Autumn Statement comment: Policy must drive change

Statements from the Chancellor of the Exchequer aren’t always cause for celebration, but this one has left us feeling cautiously optimistic. Chris Coxon, Head of Marketing at Eurocell, takes a view.

Wrapped up as the National Productivity Investment Fund – £23bn between 2017 and 2021 – Chancellor Phillip Hammond’s Autumn Statement outlines investments in housing, transport, digital communications and R&D. Within that there’s a £2.3bn housing infrastructure fund, £1.4bn for affordable housing and £1.7m for accelerated construction to speed up house building on public land. This is obviously welcome because of the pressing issue of housing affordability.

If the Government can pump-prime supply then it would be hoped eventually that the improvements in meeting demand would reduce prices – at least at the ‘bottom’ end – and enable the next generation of home ownership.

As an aside, one topic rarely discussed in respect of housing affordability is how much money large mortgage payments and high rents take out of the real economy, such payments vanishing into institutions and funds and not into the high street.

We will have to wait for the detail of policy in the expected Housing White Paper, to be published ‘shortly’, according to the Treasury.
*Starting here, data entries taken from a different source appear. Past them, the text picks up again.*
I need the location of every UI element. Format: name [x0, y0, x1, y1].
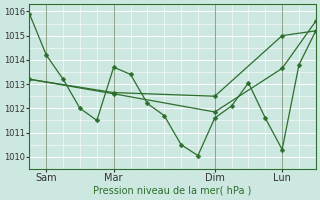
X-axis label: Pression niveau de la mer( hPa ): Pression niveau de la mer( hPa ) [93, 186, 252, 196]
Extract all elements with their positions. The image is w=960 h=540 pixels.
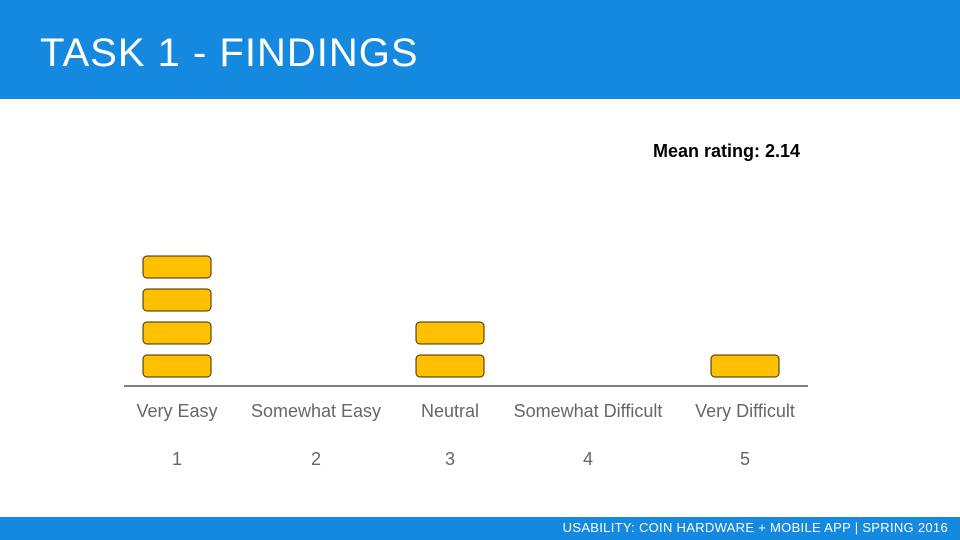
response-block (142, 288, 212, 312)
rating-number-label: 5 (740, 449, 750, 469)
category-label: Neutral (421, 401, 479, 421)
response-block (415, 354, 485, 378)
category-label: Very Difficult (695, 401, 795, 421)
category-label: Very Easy (136, 401, 217, 421)
rating-number-label: 1 (172, 449, 182, 469)
response-block (415, 321, 485, 345)
slide-title: TASK 1 - FINDINGS (40, 31, 419, 75)
slide-header: TASK 1 - FINDINGS (0, 0, 960, 99)
slide-footer: USABILITY: COIN HARDWARE + MOBILE APP | … (0, 517, 960, 540)
footer-text: USABILITY: COIN HARDWARE + MOBILE APP | … (562, 520, 948, 535)
response-block (142, 321, 212, 345)
rating-number-label: 4 (583, 449, 593, 469)
mean-rating: Mean rating: 2.14 (652, 141, 800, 161)
response-block (142, 354, 212, 378)
rating-number-label: 2 (311, 449, 321, 469)
rating-number-label: 3 (445, 449, 455, 469)
response-block (710, 354, 780, 378)
category-label: Somewhat Difficult (514, 401, 663, 421)
category-label: Somewhat Easy (251, 401, 381, 421)
response-block (142, 255, 212, 279)
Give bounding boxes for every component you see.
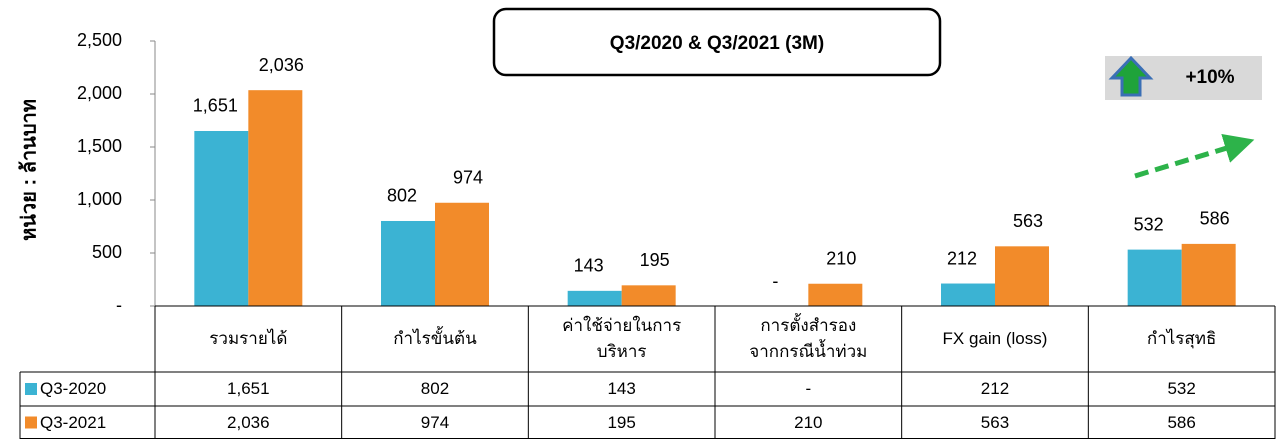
chart-title: Q3/2020 & Q3/2021 (3M) xyxy=(610,33,824,54)
bar xyxy=(435,202,489,306)
category-label: FX gain (loss) xyxy=(942,329,1048,348)
table-value: 802 xyxy=(420,379,450,398)
bar xyxy=(808,283,863,306)
y-tick-label: 1,500 xyxy=(77,136,122,156)
bar xyxy=(941,283,995,306)
category-label: การตั้งสำรอง จากกรณีน้ำท่วม xyxy=(749,316,868,361)
table-value: 1,651 xyxy=(227,379,270,398)
bar xyxy=(1181,243,1236,306)
legend-swatch xyxy=(25,416,37,429)
data-label: 2,036 xyxy=(259,55,304,75)
table-value: 563 xyxy=(980,412,1010,432)
y-tick-label: - xyxy=(116,295,122,315)
table-value: - xyxy=(805,379,812,398)
title-box xyxy=(492,7,942,77)
legend-swatch xyxy=(25,383,37,395)
y-tick-label: 500 xyxy=(92,242,122,262)
data-label: 563 xyxy=(1013,211,1043,231)
category-label: กำไรขั้นต้น xyxy=(393,329,477,348)
bar xyxy=(1127,249,1182,306)
data-label: 974 xyxy=(453,168,483,188)
table-value: 210 xyxy=(794,412,823,432)
trend-arrow xyxy=(1134,134,1255,179)
up-arrow-icon xyxy=(1108,55,1154,97)
table-value: 586 xyxy=(1167,412,1196,432)
y-axis-label: หน่วย : ล้านบาท xyxy=(17,99,40,241)
category-label: กำไรสุทธิ xyxy=(1146,329,1217,348)
data-label: 143 xyxy=(574,256,604,276)
category-label: รวมรายได้ xyxy=(209,329,288,348)
data-label: - xyxy=(772,271,778,291)
y-tick-label: 1,000 xyxy=(77,189,122,209)
growth-label: +10% xyxy=(1185,67,1234,88)
y-tick-label: 2,500 xyxy=(77,30,122,50)
table-value: 212 xyxy=(980,379,1010,398)
bar xyxy=(248,90,303,307)
data-label: 212 xyxy=(947,248,977,268)
data-label: 586 xyxy=(1200,209,1230,229)
y-tick-label: 2,000 xyxy=(77,83,122,103)
bar xyxy=(381,220,435,306)
legend-label: Q3-2020 xyxy=(40,379,107,398)
data-label: 802 xyxy=(387,186,417,206)
table-value: 195 xyxy=(607,412,636,432)
table-value: 2,036 xyxy=(227,412,270,432)
table-value: 143 xyxy=(607,379,636,398)
data-label: 195 xyxy=(640,250,670,270)
data-label: 532 xyxy=(1134,214,1164,234)
data-label: 1,651 xyxy=(193,96,238,116)
table-value: 532 xyxy=(1167,379,1196,398)
table-value: 974 xyxy=(420,412,450,432)
data-label: 210 xyxy=(826,248,856,268)
legend-label: Q3-2021 xyxy=(40,412,107,432)
bar xyxy=(621,285,676,306)
bar xyxy=(995,246,1049,306)
category-label: ค่าใช้จ่ายในการ บริหาร xyxy=(562,316,682,361)
bar xyxy=(194,130,249,306)
bar xyxy=(567,290,622,306)
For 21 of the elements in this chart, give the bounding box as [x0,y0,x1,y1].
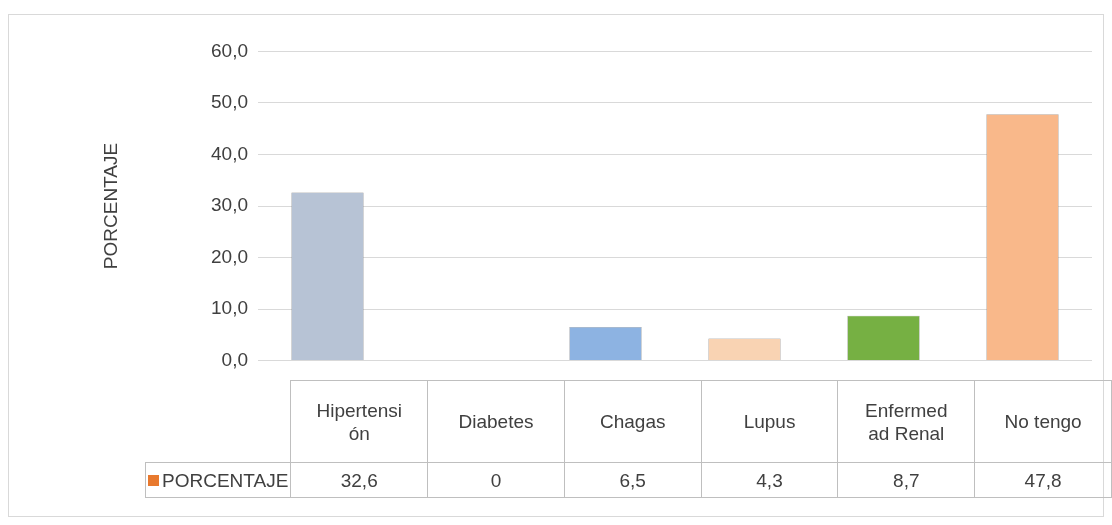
data-label: 32,6 [290,462,428,498]
data-label: 6,5 [564,462,702,498]
y-tick-label: 0,0 [221,348,248,370]
x-tick-label: No tengo [974,380,1112,463]
data-label: 8,7 [837,462,975,498]
x-tick-label: Chagas [564,380,702,463]
x-tick-label: Hipertensión [290,380,428,463]
y-tick-label: 60,0 [211,39,248,61]
x-tick-label: Enfermedad Renal [837,380,975,463]
x-tick-label: Diabetes [427,380,565,463]
y-axis-title: PORCENTAJE [99,142,121,270]
data-label: 4,3 [701,462,838,498]
y-tick-label: 50,0 [211,91,248,113]
y-tick-label: 20,0 [211,245,248,267]
y-tick-label: 40,0 [211,142,248,164]
data-label: 47,8 [974,462,1112,498]
y-tick-label: 30,0 [211,194,248,216]
y-tick-label: 10,0 [211,297,248,319]
x-tick-label: Lupus [701,380,838,463]
text: PORCENTAJE [145,462,291,498]
data-label: 0 [427,462,565,498]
There have been strong hints that offsite construction will feature strongly.

Admittedly, we’ve been here before: construction is a cyclical affair. When skills shortages threaten, thoughts turn to factory-based production; call it prefab, offsite, modern methods of construction, pre-manufacture or flying factories. This would represent a radical departure from how building products currently arrive on site, and caution needs to be maintained if whole sectors of manufacture are not to be detrimentally impacted by this.
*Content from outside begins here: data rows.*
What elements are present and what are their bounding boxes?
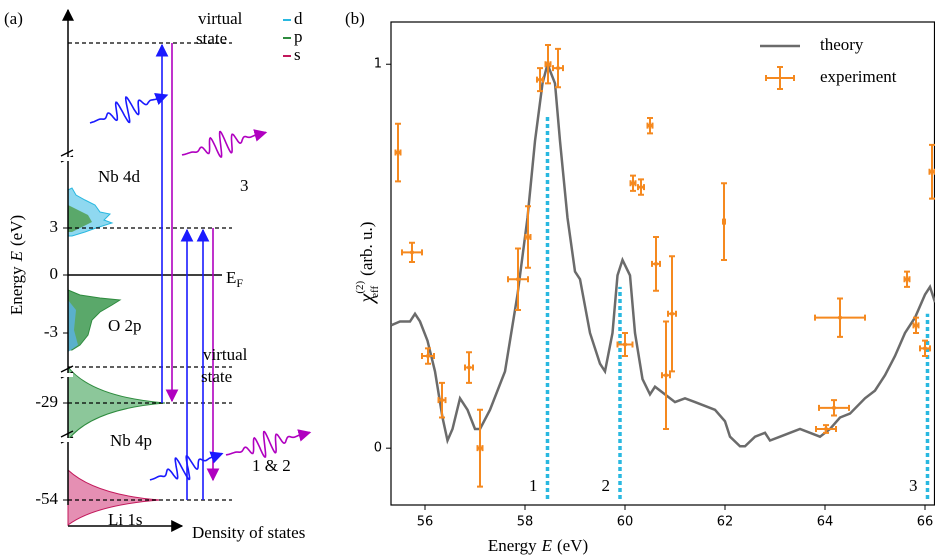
data-point (923, 346, 927, 351)
data-point (556, 66, 560, 71)
virtual-state-label: state (201, 367, 232, 386)
legend-label: theory (820, 35, 864, 54)
resonance-label: 2 (602, 476, 611, 495)
plot-frame (390, 21, 935, 506)
x-tick-label: 56 (417, 515, 434, 530)
resonance-label: 3 (909, 476, 918, 495)
y-label-symbol: χ (356, 292, 378, 304)
panel-label: (b) (345, 9, 365, 28)
fermi-sub: F (236, 276, 243, 290)
plot-area: 1 2 3 (391, 44, 935, 499)
y-label-sup: (2) (354, 280, 366, 293)
wave-packet (225, 429, 312, 458)
x-tick-label: 66 (917, 515, 934, 530)
x-tick-label: 62 (717, 515, 734, 530)
y-tick-label: -3 (44, 322, 58, 341)
theory-line (391, 60, 935, 448)
resonance-label: 1 (529, 476, 538, 495)
y-axis-label: χ(2) eff (arb. u.) (354, 222, 381, 305)
data-point (832, 405, 836, 410)
x-tick-label: 64 (817, 515, 834, 530)
data-point (639, 185, 643, 190)
x-tick-label: 58 (517, 515, 534, 530)
wave-packet (89, 93, 169, 124)
dos-o2p-d (68, 300, 78, 352)
y-tick-label: 1 (374, 57, 382, 72)
wave-packet (149, 451, 224, 481)
dos-o2p (67, 289, 122, 351)
axis-break-gap (61, 157, 73, 442)
legend-label: d (294, 9, 303, 28)
data-point (478, 446, 482, 451)
x-axis-label: Density of states (192, 523, 305, 542)
y-tick-label: -29 (35, 392, 58, 411)
data-point (631, 181, 635, 186)
legend-swatch (765, 66, 795, 90)
x-label-text: Energy (488, 536, 537, 555)
y-label-unit: (eV) (7, 215, 26, 246)
data-point (440, 398, 444, 403)
band-label: Nb 4d (98, 167, 141, 186)
wave-packets (89, 93, 312, 481)
virtual-state-label: virtual (198, 9, 243, 28)
y-label-unit: (arb. u.) (357, 222, 376, 276)
data-point (914, 323, 918, 328)
transitions (155, 43, 220, 500)
fermi-symbol: E (226, 268, 236, 287)
y-label-text: Energy (7, 266, 26, 315)
data-point (426, 354, 430, 359)
data-point (664, 373, 668, 378)
band-label: O 2p (108, 316, 142, 335)
panel-a (60, 8, 312, 532)
virtual-state-label: virtual (203, 345, 248, 364)
data-point (654, 261, 658, 266)
y-tick-label: 0 (50, 264, 59, 283)
y-tick-label: -54 (35, 489, 58, 508)
data-point (538, 77, 542, 82)
legend-label: s (294, 45, 301, 64)
levels (68, 42, 232, 501)
virtual-state-label: state (196, 29, 227, 48)
data-point (526, 235, 530, 240)
data-point (670, 311, 674, 316)
fermi-label: EF (226, 268, 243, 290)
data-point (722, 219, 726, 224)
wave-packet (181, 129, 268, 158)
y-tick-label: 3 (50, 217, 59, 236)
dos-nb4d-p (68, 205, 92, 232)
data-point (410, 250, 414, 255)
x-tick-label: 60 (617, 515, 634, 530)
legend-label: p (294, 27, 303, 46)
data-point (648, 123, 652, 128)
transition-label: 3 (240, 176, 249, 195)
transition-label: 1 & 2 (252, 456, 291, 475)
data-point (546, 62, 550, 67)
data-point (838, 315, 842, 320)
x-label-unit: (eV) (557, 536, 588, 555)
data-point (905, 277, 909, 282)
band-label: Nb 4p (110, 431, 152, 450)
y-label-sub: eff (369, 285, 381, 297)
y-tick-label: 0 (374, 441, 382, 456)
band-label: Li 1s (108, 510, 142, 529)
legend-label: experiment (820, 67, 897, 86)
x-axis-label: Energy E (eV) (488, 536, 588, 555)
dos-nb4p (67, 365, 166, 442)
y-axis-label: Energy E (eV) (7, 215, 26, 315)
panel-label: (a) (4, 9, 23, 28)
data-point (824, 426, 828, 431)
data-point (396, 150, 400, 155)
data-point (623, 342, 627, 347)
data-point (516, 277, 520, 282)
data-point (467, 365, 471, 370)
x-label-symbol: E (541, 536, 553, 555)
data-point (930, 169, 934, 174)
y-label-symbol: E (7, 250, 26, 262)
The difference this time – maybe – is that this Government understands that its ambitious housing targets will not be met without a sea-change in how housing is delivered and – here’s the important bit – that policy must drive a change. To achieve its targets of 200,000 builds (some say 250,000 to 300,000 are needed) per year, the current methodology has to be challenged and the regime appears to at least be mindful of that, if not quite yet offering solutions.

The exciting bit, for us, was news of the creation of industrial strategy challenge fund – loosely based on the US’s DARPA programme. The areas which the fund will focus on will be decided in due course, yet let’s hope it doesn’t get too hung up on ‘funky’ tech, and encompasses more prosaic sectors such as ours.
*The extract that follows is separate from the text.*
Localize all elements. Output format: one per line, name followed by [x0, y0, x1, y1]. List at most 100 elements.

And there’s something for innovators in the tax regime too. As the statement said:

“To ensure the UK tax system is strongly pro-innovation, the government will review the tax environment for R&D to look at ways to build on the introduction of the ‘above the line’ R&D tax credit to make the UK an even more competitive place to do R&D”.

Depending on how both these initiatives play out, it sounds like good news at the moment and the right words and actions from Government provide some reassurance that our investment in innovation today will bear fruit tomorrow.